Headline: "Women a 'driving force' in Ohio handgun sales"
The Mansfield News-Journal is reporting that the influx of new concealed handgun licenses comes as the image of the average gun owner -- a middle-aged man -- is changing.
From the story:
At a recent gun show in Mansfield, where venders peddling everything from flak jackets to military meals ready-to-eat gave the event the feel of a survivalists convention, more than a few women milled around among the scores of men buying or looking.
"Since the CCW permits, more women are getting their CCW permits than men," said David Holden, 43, owner of an East Canton gun shop and one of the show's sellers. "Women are the driving force in the gun sales."
It wasn't always so.
The expected rush by women to apply for a permit did not materialize for the first couple of years after the 2004 passage of Ohio's concealed handgun law. State lawmakers who supported concealed carry cast about for reasons why.
Long-time state Rep. Jim Aslanides, Ohio's first concealed handgun permit holder, said women constituents didn't want their ages and names printed in the paper. The Coshocton County-area Republican later helped pass House Bill 9, which in 2007 amended Ohio's Public Records Act to limit media access to licensee information.
"If a person wants to have their privacy, I understand why," said Luverna Rossington, of Bucyrus. "I just accept the fact that I always had a right."
The 73-year-old, who grew up on a farm around guns, got her permit in 2004 and doesn't travel without her firearm. Her husband Ron and two sons also have licenses.
"I renewed it once, and I plan to keep it," Luverna said. "It gives you a little more confidence that you're safe."
Holden told the newspaper that for his family, their way of life now more or less revolves around guns. His 11-year-old daughter Christina has a youth permit and shoots on a rifle team.
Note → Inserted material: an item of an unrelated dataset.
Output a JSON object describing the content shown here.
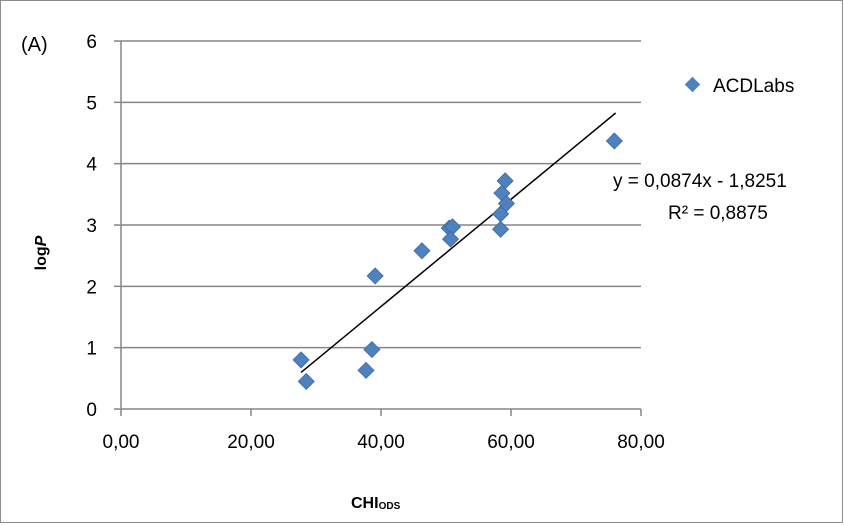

On weekends, the family heads out to gun shows across the state and Midwest with their business, National Firearms LLC.
"I carry a firearm everywhere I go," Holden's 41-year-old wife, Charlotte, said while showing off some her wares -- a snub-nosed revolver and one of Smith & Wesson's Airweight pistols. "I married into a family where guns were a way of life."
Charlotte, a State-Tested Nursing Assistant, keeps her handgun locked in her glovebox while at work in a nursing home.
Furthermore, firearm manufacturers are reaching out to female gun owners in the midst of the surge in licenses.
In May 2009, the Smith & Wesson Corporation supported Susan G. Komen for the Cure organization through a unique 9 mm handgun.
The company made its first quarterly donation to the breast cancer awareness organization through proceeds collected from the sale of a black-and-pink polymer-frame pistol. Professional shooter Julie Goloski Golob designed the pistol with the company.
The full-size pistol is engraved with the awareness ribbon on the slide and is packaged with two pink grip inserts (small and medium) along with the three standard black grip inserts.
Louis Katona, a New Washington police officer and certified concealed carry instructor, told the News-Journal he isn't surprised by the gun show demographics, saying that women make up 40 to 50 percent of his classes.
"They seldom come alone -- they come with their fathers, husbands or brothers," he is quoted as saying. "It makes (women) feel empowered. They just want to do something to protect their families and themselves."